His Father’s Shame

06/24/2009 4:00 AM |

My Sister’s Keeper
Directed by Nick Cassavetes

Cancer is sad; it’s inherently very, very sad. When a filmmaker presents a slow-motion scene with a bald, pale leukemia patient smiling on the beach with her family while schmaltzy pop attempts to overpower the already loaded images, it’s likely to elicit tears; it’s also fair, however, to be skeptical of the choices made by the filmmakers. With My Sister’s Keeper, Nick Cassavetes — a director who has a much sharper sense of audience manipulation than actual human behavior — takes a more laissez-faire (stress “lazy”) approach to Jodi Picoult’s material than the heavy hand he brought to John Q and The Notebook; the execution is more perfunctory than it is aggressively manipulative.

Kate Fitzgerald (Sofia Vassilieva, who gives the most genuine performance in the cast) was diagnosed with a severe case of cancer at a very young age, which prompted her parents, Sara and Brian (a shrill Cameron Diaz and a very shirtless Jason Patric, respectively), decide to genetically engineer a new child who will serve as a perpetual donor. But Anna (played with overbearing precocity by Abigail Breslin), now 11, decides that she is tired of having pieces plucked from her (Kate now needs a kidney), and wants to have control over her own body; she hires a lawyer (an oddly quirky Alec Baldwin) to gain medical emancipation from her parents. She loves Kate, and her family, but wants to be able to play soccer and drink alcohol when she’s of age.

Sara refuses to acknowledge the inevitability of death, and fights back. In regards to Sara, what could have evolved as a more subdued, stubborn character whose myopia slowly destroys her family, is quickly overblown as a raving lunatic bitch. The moral dilemma at the core of the film, which is sandwiched between the interludes ostensibly sponsored by Kleenex, conveniently unravels with a confession that caps a weepy courtroom scene.
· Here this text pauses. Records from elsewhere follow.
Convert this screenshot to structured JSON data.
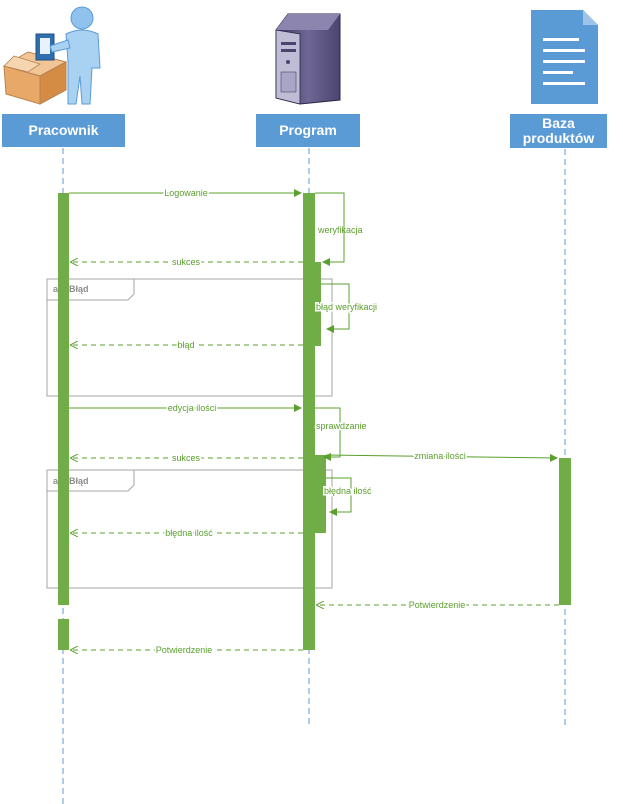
{
  "participants": [
    {
      "id": "pracownik",
      "label": "Pracownik"
    },
    {
      "id": "program",
      "label": "Program"
    },
    {
      "id": "baza",
      "label": "Baza produktów"
    }
  ],
  "icons": {
    "pracownik": "worker-with-box-icon",
    "program": "server-tower-icon",
    "baza": "document-icon"
  },
  "colors": {
    "header": "#5b9bd5",
    "activation": "#70ad47",
    "message": "#5aa02c",
    "lifeline": "#5b9bd5",
    "frame": "#a6a6a6"
  },
  "messages": [
    {
      "id": "logowanie",
      "label": "Logowanie",
      "from": "pracownik",
      "to": "program",
      "kind": "sync"
    },
    {
      "id": "weryfikacja",
      "label": "weryfikacja",
      "from": "program",
      "to": "program",
      "kind": "self"
    },
    {
      "id": "sukces-1",
      "label": "sukces",
      "from": "program",
      "to": "pracownik",
      "kind": "return"
    },
    {
      "id": "blad-weryfikacji",
      "label": "błąd weryfikacji",
      "from": "program",
      "to": "program",
      "kind": "self"
    },
    {
      "id": "blad",
      "label": "błąd",
      "from": "program",
      "to": "pracownik",
      "kind": "return"
    },
    {
      "id": "edycja-ilosci",
      "label": "edycja ilości",
      "from": "pracownik",
      "to": "program",
      "kind": "sync"
    },
    {
      "id": "sprawdzanie",
      "label": "sprawdzanie",
      "from": "program",
      "to": "program",
      "kind": "self"
    },
    {
      "id": "sukces-2",
      "label": "sukces",
      "from": "program",
      "to": "pracownik",
      "kind": "return"
    },
    {
      "id": "zmiana-ilosci",
      "label": "zmiana ilości",
      "from": "program",
      "to": "baza",
      "kind": "sync"
    },
    {
      "id": "bledna-ilosc-self",
      "label": "błędna ilość",
      "from": "program",
      "to": "program",
      "kind": "self"
    },
    {
      "id": "bledna-ilosc",
      "label": "błędna ilość",
      "from": "program",
      "to": "pracownik",
      "kind": "return"
    },
    {
      "id": "potwierdzenie-1",
      "label": "Potwierdzenie",
      "from": "baza",
      "to": "program",
      "kind": "return"
    },
    {
      "id": "potwierdzenie-2",
      "label": "Potwierdzenie",
      "from": "program",
      "to": "pracownik",
      "kind": "return"
    }
  ],
  "fragments": [
    {
      "id": "alt-1",
      "label": "alt: Błąd"
    },
    {
      "id": "alt-2",
      "label": "alt: Błąd"
    }
  ]
}
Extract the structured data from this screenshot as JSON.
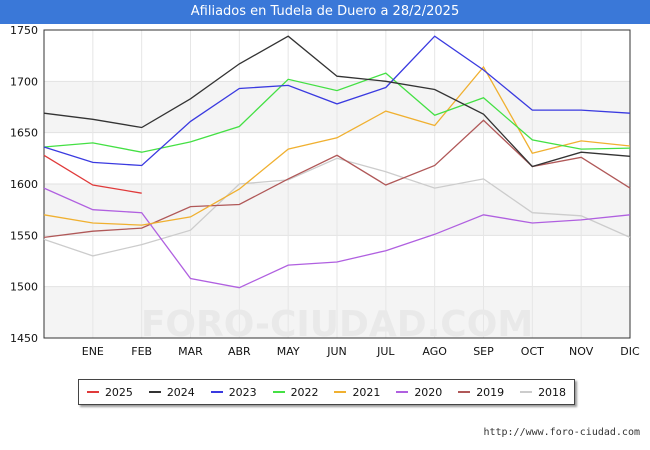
{
  "header": {
    "title": "Afiliados en Tudela de Duero a 28/2/2025"
  },
  "footer": {
    "source": "http://www.foro-ciudad.com"
  },
  "watermark": "FORO-CIUDAD.COM",
  "chart_data": {
    "type": "line",
    "title": "Afiliados en Tudela de Duero a 28/2/2025",
    "xlabel": "",
    "ylabel": "",
    "categories": [
      "ENE",
      "ENE",
      "FEB",
      "MAR",
      "ABR",
      "MAY",
      "JUN",
      "JUL",
      "AGO",
      "SEP",
      "OCT",
      "NOV",
      "DIC"
    ],
    "x_tick_labels": [
      "",
      "ENE",
      "FEB",
      "MAR",
      "ABR",
      "MAY",
      "JUN",
      "JUL",
      "AGO",
      "SEP",
      "OCT",
      "NOV",
      "DIC"
    ],
    "y_ticks": [
      1450,
      1500,
      1550,
      1600,
      1650,
      1700,
      1750
    ],
    "ylim": [
      1450,
      1750
    ],
    "grid": "horizontal bands",
    "legend_position": "bottom",
    "series": [
      {
        "name": "2025",
        "color": "#e03a3a",
        "values": [
          1628,
          1599,
          1591,
          null,
          null,
          null,
          null,
          null,
          null,
          null,
          null,
          null,
          null
        ]
      },
      {
        "name": "2024",
        "color": "#333333",
        "values": [
          1669,
          1663,
          1655,
          1683,
          1717,
          1744,
          1705,
          1700,
          1692,
          1668,
          1617,
          1631,
          1627
        ]
      },
      {
        "name": "2023",
        "color": "#3a3ae0",
        "values": [
          1636,
          1621,
          1618,
          1661,
          1693,
          1696,
          1678,
          1694,
          1744,
          1711,
          1672,
          1672,
          1669
        ]
      },
      {
        "name": "2022",
        "color": "#44e044",
        "values": [
          1636,
          1640,
          1631,
          1641,
          1656,
          1702,
          1691,
          1708,
          1667,
          1684,
          1643,
          1634,
          1635
        ]
      },
      {
        "name": "2021",
        "color": "#f0b030",
        "values": [
          1570,
          1562,
          1560,
          1568,
          1595,
          1634,
          1645,
          1671,
          1657,
          1714,
          1630,
          1642,
          1637
        ]
      },
      {
        "name": "2020",
        "color": "#b060e0",
        "values": [
          1596,
          1575,
          1572,
          1508,
          1499,
          1521,
          1524,
          1535,
          1551,
          1570,
          1562,
          1565,
          1570
        ]
      },
      {
        "name": "2019",
        "color": "#b05858",
        "values": [
          1548,
          1554,
          1557,
          1578,
          1580,
          1605,
          1628,
          1599,
          1618,
          1662,
          1617,
          1626,
          1596
        ]
      },
      {
        "name": "2018",
        "color": "#cccccc",
        "values": [
          1546,
          1530,
          1541,
          1555,
          1600,
          1604,
          1625,
          1612,
          1596,
          1605,
          1572,
          1569,
          1548
        ]
      }
    ]
  }
}
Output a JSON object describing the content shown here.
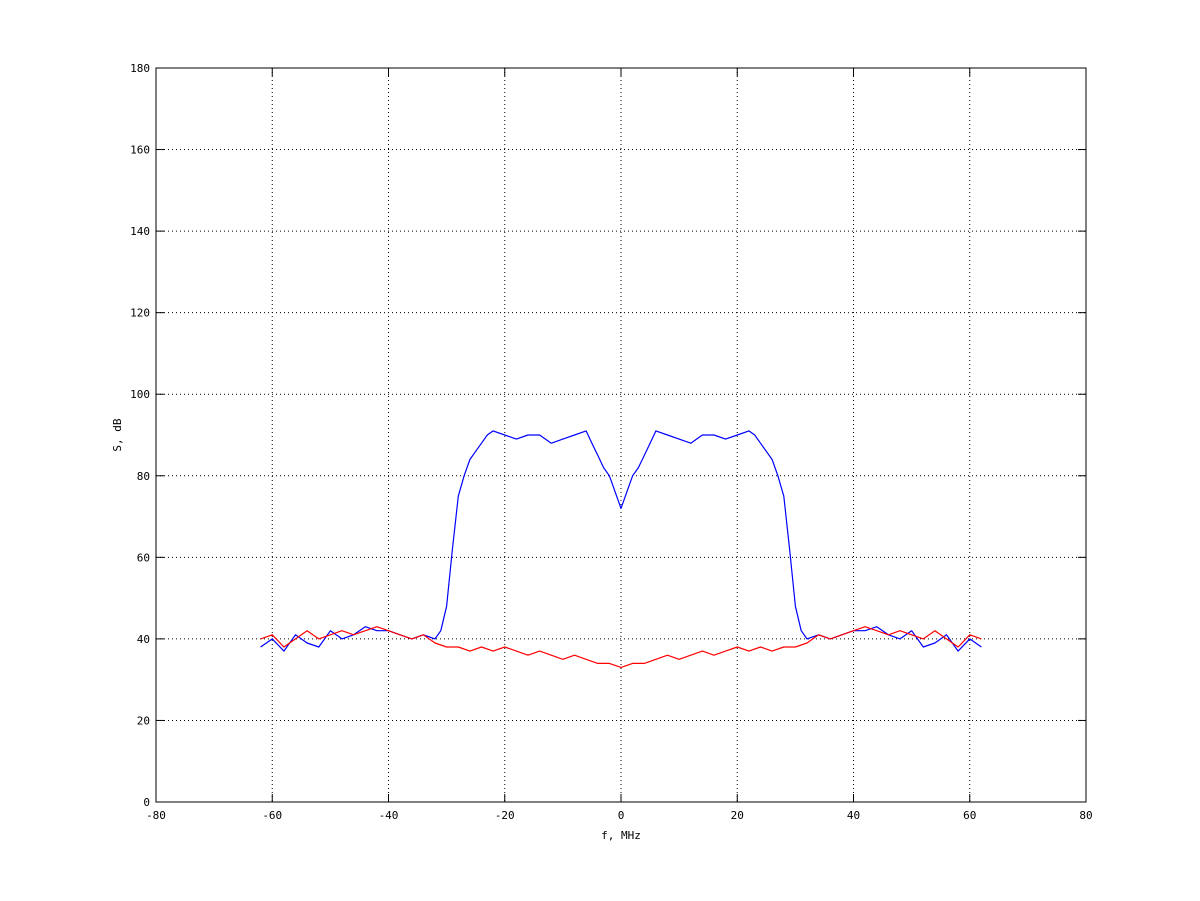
{
  "chart_data": {
    "type": "line",
    "title": "",
    "xlabel": "f, MHz",
    "ylabel": "S, dB",
    "xlim": [
      -80,
      80
    ],
    "ylim": [
      0,
      180
    ],
    "xticks": [
      -80,
      -60,
      -40,
      -20,
      0,
      20,
      40,
      60,
      80
    ],
    "yticks": [
      0,
      20,
      40,
      60,
      80,
      100,
      120,
      140,
      160,
      180
    ],
    "xtick_labels": [
      "-80",
      "-60",
      "-40",
      "-20",
      "0",
      "20",
      "40",
      "60",
      "80"
    ],
    "ytick_labels": [
      "0",
      "20",
      "40",
      "60",
      "80",
      "100",
      "120",
      "140",
      "160",
      "180"
    ],
    "grid": true,
    "legend": "none",
    "series": [
      {
        "color": "#0000ff",
        "x": [
          -62,
          -60,
          -58,
          -56,
          -54,
          -52,
          -50,
          -48,
          -46,
          -44,
          -42,
          -40,
          -38,
          -36,
          -34,
          -32,
          -31,
          -30,
          -29,
          -28,
          -27,
          -26,
          -25,
          -24,
          -23,
          -22,
          -20,
          -18,
          -16,
          -14,
          -12,
          -10,
          -8,
          -6,
          -5,
          -4,
          -3,
          -2,
          -1,
          0,
          1,
          2,
          3,
          4,
          5,
          6,
          8,
          10,
          12,
          14,
          16,
          18,
          20,
          22,
          23,
          24,
          25,
          26,
          27,
          28,
          29,
          30,
          31,
          32,
          34,
          36,
          38,
          40,
          42,
          44,
          46,
          48,
          50,
          52,
          54,
          56,
          58,
          60,
          62
        ],
        "y": [
          38,
          40,
          37,
          41,
          39,
          38,
          42,
          40,
          41,
          43,
          42,
          42,
          41,
          40,
          41,
          40,
          42,
          48,
          62,
          75,
          80,
          84,
          86,
          88,
          90,
          91,
          90,
          89,
          90,
          90,
          88,
          89,
          90,
          91,
          88,
          85,
          82,
          80,
          76,
          72,
          76,
          80,
          82,
          85,
          88,
          91,
          90,
          89,
          88,
          90,
          90,
          89,
          90,
          91,
          90,
          88,
          86,
          84,
          80,
          75,
          62,
          48,
          42,
          40,
          41,
          40,
          41,
          42,
          42,
          43,
          41,
          40,
          42,
          38,
          39,
          41,
          37,
          40,
          38
        ]
      },
      {
        "color": "#ff0000",
        "x": [
          -62,
          -60,
          -58,
          -56,
          -54,
          -52,
          -50,
          -48,
          -46,
          -44,
          -42,
          -40,
          -38,
          -36,
          -34,
          -32,
          -30,
          -28,
          -26,
          -24,
          -22,
          -20,
          -18,
          -16,
          -14,
          -12,
          -10,
          -8,
          -6,
          -4,
          -2,
          0,
          2,
          4,
          6,
          8,
          10,
          12,
          14,
          16,
          18,
          20,
          22,
          24,
          26,
          28,
          30,
          32,
          34,
          36,
          38,
          40,
          42,
          44,
          46,
          48,
          50,
          52,
          54,
          56,
          58,
          60,
          62
        ],
        "y": [
          40,
          41,
          38,
          40,
          42,
          40,
          41,
          42,
          41,
          42,
          43,
          42,
          41,
          40,
          41,
          39,
          38,
          38,
          37,
          38,
          37,
          38,
          37,
          36,
          37,
          36,
          35,
          36,
          35,
          34,
          34,
          33,
          34,
          34,
          35,
          36,
          35,
          36,
          37,
          36,
          37,
          38,
          37,
          38,
          37,
          38,
          38,
          39,
          41,
          40,
          41,
          42,
          43,
          42,
          41,
          42,
          41,
          40,
          42,
          40,
          38,
          41,
          40
        ]
      }
    ]
  }
}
My Sister’s Keeper is stuck in a TV-movie aesthetic, opting to tell its tale through obnoxious, blaring music rather than deep character development.

Although My Sister’s Keeper devotes a moderate amount of time to Anna’s difficult decision — with the exception of any incongruous scene with Alec Baldwin’s lame evil twin version of his 30 Rock bigwig, Jack Donaghy – it ultimately follows a trail of tears that places it in the “for Oprah fans only” realm. The screenplay lays out a tricky nonlinear structure, and Cassavetes cannot organize the messy clutter of musical montages and family fits. A majority of the scenes are shapeless, providing maximum attempts to exacerbate the situation and then halt the action, leaving a sustained moment for the audience members to reach in their bags for a tissue — or to check the time on their cell phone.